Jetzt spielt Senf in Jürgen Wölffers Inszenierung "Die spanische Fliege" in der Komödie am Kurfürstendamm selbst einen Politiker; einen Abgeordneten, der obendrein Vorstandsmitglied eines Vereins für Sitte und Anstand ist, selber aber ein dunkles Geheimnis hat - einen folgenschweren Fehltritt mit einer Tänzerin. Senf ("Ich wähle ganz klar Grün") beim Treffen im Cafè Dollinger an der Leonhardtstraße weiter über Politiker: "Sie verbreiten nach außen hin eine Moral, die sie selbst meistens nicht einhalten."

Mit dem Thema Politik hat Senf auch höchstpersönliche Erfahrungen: Sein Vater, der verstorbene Ökonom und Universitätsprofessor Paul Senf, war nach dem Krieg Finanzminister im Saarland. Und mit Oskar Lafontaines zweiter Frau Margret Lafontaine , Keramikerin, Bildhauerin und Galeristin, ist er laut eigener Aussage "1987 nach Berlin durchgebrannt. Wir waren vier Jahre zusammen, lebten aber in getrennten Wohnungen. Sie ist eine sehr begabte Künstlerin." Der damalige SPD-Politiker Lafontaine war von Anfang April 1982 bis Ende Dezember 1988 mit ihr verheiratet.

Jochen Senf, der in erster Ehe mit einer Fachärztin für Kinderpsychologie verheiratet war und Vater von zwei erwachsenen Kindern ist (Sohn und Tochter), resümiert: "Heiraten ist für mich nicht wichtig, eine Ehe reicht. Der einzige Grund zum Heiraten sind Kinder." Zurzeit ist der Schauspieler und Autor Junggeselle ("Ich kann gut kochen"), lebt solo in seiner Charlottenburger Altbauwohnung oder relaxt in seinem Haus am Beetzsee in Brandenburg. Er hat gerade zwei Beziehungen hinter sich. "Eine dauerte acht Jahre, die andere 18 Monate."

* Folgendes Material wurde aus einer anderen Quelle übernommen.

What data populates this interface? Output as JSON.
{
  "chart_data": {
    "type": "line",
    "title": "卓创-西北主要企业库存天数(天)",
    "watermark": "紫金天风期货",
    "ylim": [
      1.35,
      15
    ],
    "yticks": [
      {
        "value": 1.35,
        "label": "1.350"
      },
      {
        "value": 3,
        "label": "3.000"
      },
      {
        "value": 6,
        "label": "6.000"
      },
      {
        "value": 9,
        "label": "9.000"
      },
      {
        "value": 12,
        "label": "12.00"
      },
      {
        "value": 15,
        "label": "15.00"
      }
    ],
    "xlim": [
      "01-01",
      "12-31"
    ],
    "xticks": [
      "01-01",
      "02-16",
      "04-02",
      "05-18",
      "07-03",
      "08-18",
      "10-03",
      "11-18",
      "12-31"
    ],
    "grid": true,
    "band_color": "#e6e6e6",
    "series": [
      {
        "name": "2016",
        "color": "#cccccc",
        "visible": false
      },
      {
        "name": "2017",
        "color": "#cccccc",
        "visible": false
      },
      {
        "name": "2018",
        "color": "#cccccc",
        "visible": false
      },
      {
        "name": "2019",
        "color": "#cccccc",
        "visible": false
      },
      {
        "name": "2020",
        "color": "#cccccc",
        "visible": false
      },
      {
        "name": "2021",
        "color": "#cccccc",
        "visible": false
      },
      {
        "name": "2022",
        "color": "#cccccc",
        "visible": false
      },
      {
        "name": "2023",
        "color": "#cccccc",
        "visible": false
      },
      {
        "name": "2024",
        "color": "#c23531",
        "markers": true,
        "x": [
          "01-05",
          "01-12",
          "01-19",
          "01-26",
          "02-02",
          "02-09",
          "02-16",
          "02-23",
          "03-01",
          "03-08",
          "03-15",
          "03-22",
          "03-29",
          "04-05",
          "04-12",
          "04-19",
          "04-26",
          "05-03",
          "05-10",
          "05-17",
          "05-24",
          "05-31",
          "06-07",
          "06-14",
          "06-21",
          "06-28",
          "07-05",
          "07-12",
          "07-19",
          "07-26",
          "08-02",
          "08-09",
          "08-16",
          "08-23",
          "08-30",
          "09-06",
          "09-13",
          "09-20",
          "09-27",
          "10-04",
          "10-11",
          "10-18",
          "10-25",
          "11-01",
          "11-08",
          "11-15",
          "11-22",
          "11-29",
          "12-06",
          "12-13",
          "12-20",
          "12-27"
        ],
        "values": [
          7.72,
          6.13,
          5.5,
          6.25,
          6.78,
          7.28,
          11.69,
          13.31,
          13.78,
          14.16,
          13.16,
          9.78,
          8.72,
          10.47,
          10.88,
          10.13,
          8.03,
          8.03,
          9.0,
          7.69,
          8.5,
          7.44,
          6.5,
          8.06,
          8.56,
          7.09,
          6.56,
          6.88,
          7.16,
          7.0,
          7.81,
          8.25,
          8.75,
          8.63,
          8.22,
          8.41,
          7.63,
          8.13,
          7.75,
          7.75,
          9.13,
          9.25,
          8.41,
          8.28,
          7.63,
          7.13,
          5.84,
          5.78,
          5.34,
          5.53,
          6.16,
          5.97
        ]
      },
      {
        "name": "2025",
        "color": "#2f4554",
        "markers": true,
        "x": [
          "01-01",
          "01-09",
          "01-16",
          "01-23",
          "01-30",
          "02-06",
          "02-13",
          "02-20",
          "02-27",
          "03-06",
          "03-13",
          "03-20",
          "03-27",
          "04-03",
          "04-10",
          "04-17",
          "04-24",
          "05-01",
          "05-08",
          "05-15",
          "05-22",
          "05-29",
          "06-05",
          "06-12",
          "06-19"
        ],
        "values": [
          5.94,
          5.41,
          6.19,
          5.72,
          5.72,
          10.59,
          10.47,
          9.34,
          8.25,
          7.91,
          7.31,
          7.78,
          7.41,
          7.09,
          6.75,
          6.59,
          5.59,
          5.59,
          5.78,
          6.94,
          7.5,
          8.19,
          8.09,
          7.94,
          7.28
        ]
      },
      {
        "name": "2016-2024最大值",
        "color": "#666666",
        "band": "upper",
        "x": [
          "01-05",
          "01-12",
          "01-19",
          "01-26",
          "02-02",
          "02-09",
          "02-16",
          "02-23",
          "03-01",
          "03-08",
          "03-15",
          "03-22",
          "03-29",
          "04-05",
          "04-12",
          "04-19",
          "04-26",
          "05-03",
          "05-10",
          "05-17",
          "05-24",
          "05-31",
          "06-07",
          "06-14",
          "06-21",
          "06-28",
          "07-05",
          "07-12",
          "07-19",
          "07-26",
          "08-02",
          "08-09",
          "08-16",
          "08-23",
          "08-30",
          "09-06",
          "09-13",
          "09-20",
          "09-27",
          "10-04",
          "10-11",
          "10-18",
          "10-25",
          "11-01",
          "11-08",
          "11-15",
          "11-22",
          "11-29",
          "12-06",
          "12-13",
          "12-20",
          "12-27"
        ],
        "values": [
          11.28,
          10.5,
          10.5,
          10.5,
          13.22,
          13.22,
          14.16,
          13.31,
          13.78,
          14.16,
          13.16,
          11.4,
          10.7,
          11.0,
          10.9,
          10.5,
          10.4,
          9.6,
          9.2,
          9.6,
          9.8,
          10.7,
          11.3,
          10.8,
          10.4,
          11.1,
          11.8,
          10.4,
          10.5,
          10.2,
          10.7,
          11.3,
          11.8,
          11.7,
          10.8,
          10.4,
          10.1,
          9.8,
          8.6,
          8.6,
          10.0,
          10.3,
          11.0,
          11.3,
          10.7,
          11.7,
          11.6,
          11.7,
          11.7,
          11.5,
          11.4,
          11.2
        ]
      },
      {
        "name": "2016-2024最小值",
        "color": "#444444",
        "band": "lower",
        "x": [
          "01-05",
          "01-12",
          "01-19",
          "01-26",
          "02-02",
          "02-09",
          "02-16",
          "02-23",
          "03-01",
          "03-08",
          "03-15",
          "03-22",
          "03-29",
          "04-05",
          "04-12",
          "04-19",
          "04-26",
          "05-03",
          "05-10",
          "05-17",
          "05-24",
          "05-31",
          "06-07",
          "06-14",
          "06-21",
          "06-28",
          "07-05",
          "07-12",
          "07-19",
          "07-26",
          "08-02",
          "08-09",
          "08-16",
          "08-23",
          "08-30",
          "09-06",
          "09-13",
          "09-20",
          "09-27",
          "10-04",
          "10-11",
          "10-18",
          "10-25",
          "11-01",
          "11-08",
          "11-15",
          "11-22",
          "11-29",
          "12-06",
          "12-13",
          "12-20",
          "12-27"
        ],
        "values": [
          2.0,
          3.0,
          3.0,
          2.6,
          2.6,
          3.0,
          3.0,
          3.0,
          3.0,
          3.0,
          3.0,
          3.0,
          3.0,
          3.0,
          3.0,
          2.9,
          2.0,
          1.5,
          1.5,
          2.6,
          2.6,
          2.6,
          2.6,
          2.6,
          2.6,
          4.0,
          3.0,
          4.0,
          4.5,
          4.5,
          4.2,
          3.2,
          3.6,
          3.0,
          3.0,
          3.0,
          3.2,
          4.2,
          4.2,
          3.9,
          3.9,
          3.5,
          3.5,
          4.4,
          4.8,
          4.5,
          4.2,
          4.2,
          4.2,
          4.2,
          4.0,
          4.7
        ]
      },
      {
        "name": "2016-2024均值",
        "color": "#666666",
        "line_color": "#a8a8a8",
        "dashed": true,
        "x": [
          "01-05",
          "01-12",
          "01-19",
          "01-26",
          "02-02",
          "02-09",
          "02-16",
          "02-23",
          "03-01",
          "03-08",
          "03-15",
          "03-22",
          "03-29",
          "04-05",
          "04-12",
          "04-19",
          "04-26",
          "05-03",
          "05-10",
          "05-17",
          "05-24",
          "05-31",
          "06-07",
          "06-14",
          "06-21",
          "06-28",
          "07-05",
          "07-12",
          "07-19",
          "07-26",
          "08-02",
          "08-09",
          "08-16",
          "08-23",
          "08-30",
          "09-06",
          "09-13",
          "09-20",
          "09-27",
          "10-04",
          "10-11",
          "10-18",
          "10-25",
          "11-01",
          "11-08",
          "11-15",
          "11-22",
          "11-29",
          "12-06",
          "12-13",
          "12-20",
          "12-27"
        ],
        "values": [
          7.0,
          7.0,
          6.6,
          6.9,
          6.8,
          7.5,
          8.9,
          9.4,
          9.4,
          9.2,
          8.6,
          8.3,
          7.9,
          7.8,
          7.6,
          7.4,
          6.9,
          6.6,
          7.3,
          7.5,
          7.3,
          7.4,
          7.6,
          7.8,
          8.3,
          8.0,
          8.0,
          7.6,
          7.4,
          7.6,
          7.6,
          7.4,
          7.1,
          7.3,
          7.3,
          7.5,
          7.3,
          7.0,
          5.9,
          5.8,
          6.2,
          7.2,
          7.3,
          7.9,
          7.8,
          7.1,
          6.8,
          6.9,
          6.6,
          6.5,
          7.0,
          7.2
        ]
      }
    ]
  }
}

Was ist für ihn in einer Beziehung wichtig? "Respekt, Offenheit und Humor." Senf über sich: "Ich bin ein treuer Mensch." Die Frau, die ihn interessiert, "müsste selbstständig, unabhängig und selbstbestimmt sowie auf eine gewisse Art unkonventionell sein", so Senf und fügt hinzu: "Sie müsste erotisch denkend sein."

Die 18 Jahre als Tatort-Kommissar verfolgen ihn bis heute. Er hat die Rolle seinerzeit seinem eigenen Charakter angepasst, so war Palu statt mit dem Dienstwagen auf dem Fahrrad unterwegs. Nicht selten wird Senf auf der Straße noch immer mit "Hallo, Kommissar Palu" angesprochen. Dass er einmal so auf diese Rolle reduziert werden würde, macht ihn ein wenig traurig. Schließlich habe er in mehr als hundert Kino- und Fernsehrollen vor der Kamera gestanden. "Außerdem habe ich Theater gespielt, war Dramaturg und schreibe Bücher", betont er seine Vielseitigkeit.

Im Jahr 2006 erhielt Senf den Berliner Krimipreis "Krimifuchs". Sein nächstes Buch heißt "Mutterglück"; in Vorbereitung ist die Publikation "Knochenspiel" über das aktuelle Thema Transplantation. Jochen Senf: "Es gibt viel zu wenig Organspender." Ernst fügt er hinzu: "Aber es wird zwingend notwendig, dass sich Ärzte, die Organe transplantieren, an ethische Regeln halten."

Seine beiden Brüder sind beruflich andere Wege gegangen. Gerhard Senf ist Diplom-Psychologe in Saarbrücken, der Arzt Wolfgang Senf ist Professor für Psychosomatik in Essen. Die Kinder von Jochen Senf arbeiten als Therapeutin und Psychologe. Senf lacht: "Wenn die ganze Familie mal zusammenkommt, heißt es daheim ,Der Fachkongress tagt'". Die Mutter war Schneiderin, auch seine Großmutter hatte ein Faible für Mode, leitete eine Modeschule. Er selbst hasst es, neue Sachen zu kaufen. "Wenn mir etwas gut gefällt und passt, kaufe ich es gleich fünfmal."

Im ersten Akt des Stücks "Die spanische Fliege" (Premiere am 19. Juli um 18 Uhr) muss Jochen Senf in Unterhosen auftreten. "In Feinripp-Unterwäsche. Da krieg' ich privat einen Schreikrampf, denn ich trage nur Boxershorts."